Traffic scientists, specialists in nonlinear systems, and animal behaviorists have cooperated in a study of one of the natural geniuses of transportation engineering: the black garden ant of Europe.

A BRIDGE TOO NARROW. In a traffic experiment, ants from a nest (left) cross a split-lane bridge to collect a sugar solution. Nature

Ants don’t have police officers or traffic lights, but crowded streams of workers readily redirect themselves into new traffic patterns that ease congestion, according to Audrey Dussutour of Paul Sabatier University in Toulouse, France. “They regulate traffic before it becomes blocked,” she says.
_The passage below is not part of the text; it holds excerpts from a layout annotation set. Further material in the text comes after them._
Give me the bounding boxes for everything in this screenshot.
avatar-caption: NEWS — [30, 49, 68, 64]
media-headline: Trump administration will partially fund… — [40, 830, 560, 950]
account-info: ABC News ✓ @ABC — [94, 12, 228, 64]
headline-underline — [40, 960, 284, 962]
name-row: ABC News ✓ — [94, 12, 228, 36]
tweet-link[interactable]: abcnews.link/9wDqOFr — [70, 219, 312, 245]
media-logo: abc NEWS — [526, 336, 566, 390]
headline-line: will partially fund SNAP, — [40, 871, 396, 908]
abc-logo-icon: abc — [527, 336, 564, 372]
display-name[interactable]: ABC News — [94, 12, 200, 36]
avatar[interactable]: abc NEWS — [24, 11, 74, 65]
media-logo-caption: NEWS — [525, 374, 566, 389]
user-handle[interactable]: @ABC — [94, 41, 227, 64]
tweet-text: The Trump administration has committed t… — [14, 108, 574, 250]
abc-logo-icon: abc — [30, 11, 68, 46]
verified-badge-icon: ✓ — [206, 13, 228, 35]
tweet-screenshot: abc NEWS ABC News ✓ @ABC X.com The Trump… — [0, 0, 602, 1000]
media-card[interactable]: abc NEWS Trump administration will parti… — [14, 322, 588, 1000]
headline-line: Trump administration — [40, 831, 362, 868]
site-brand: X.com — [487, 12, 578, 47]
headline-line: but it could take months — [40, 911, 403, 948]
She and her colleagues set up a pathway that forked and then reunited into a single lane leading to an alluring sugar solution. When the researchers made each branch of the fork an ample, finger-width freeway, the hundreds of ants in a nest linked to the course tended to do all of their traveling on just one branch of the fork. That’s presumably because the first ant to enter the path left behind a trail of scent and the rest followed, all the while reinforcing the scent.

When the researchers narrowed the branches to 6 millimeters or less, traffic got so dense that ants started to collide head-on. Pushing and shoving then nudged some ants at the forks in the road toward the underutilized branch. Both branches soon carried two-way traffic.

This mechanism of congestion control among ants could point to new ways of routing data in networks, Dussutour and her colleagues point out in the March 4 Nature.

Susan Milius is the life sciences writer, covering organismal biology and evolution, and has a special passion for plants, fungi and invertebrates. She studied biology and English literature.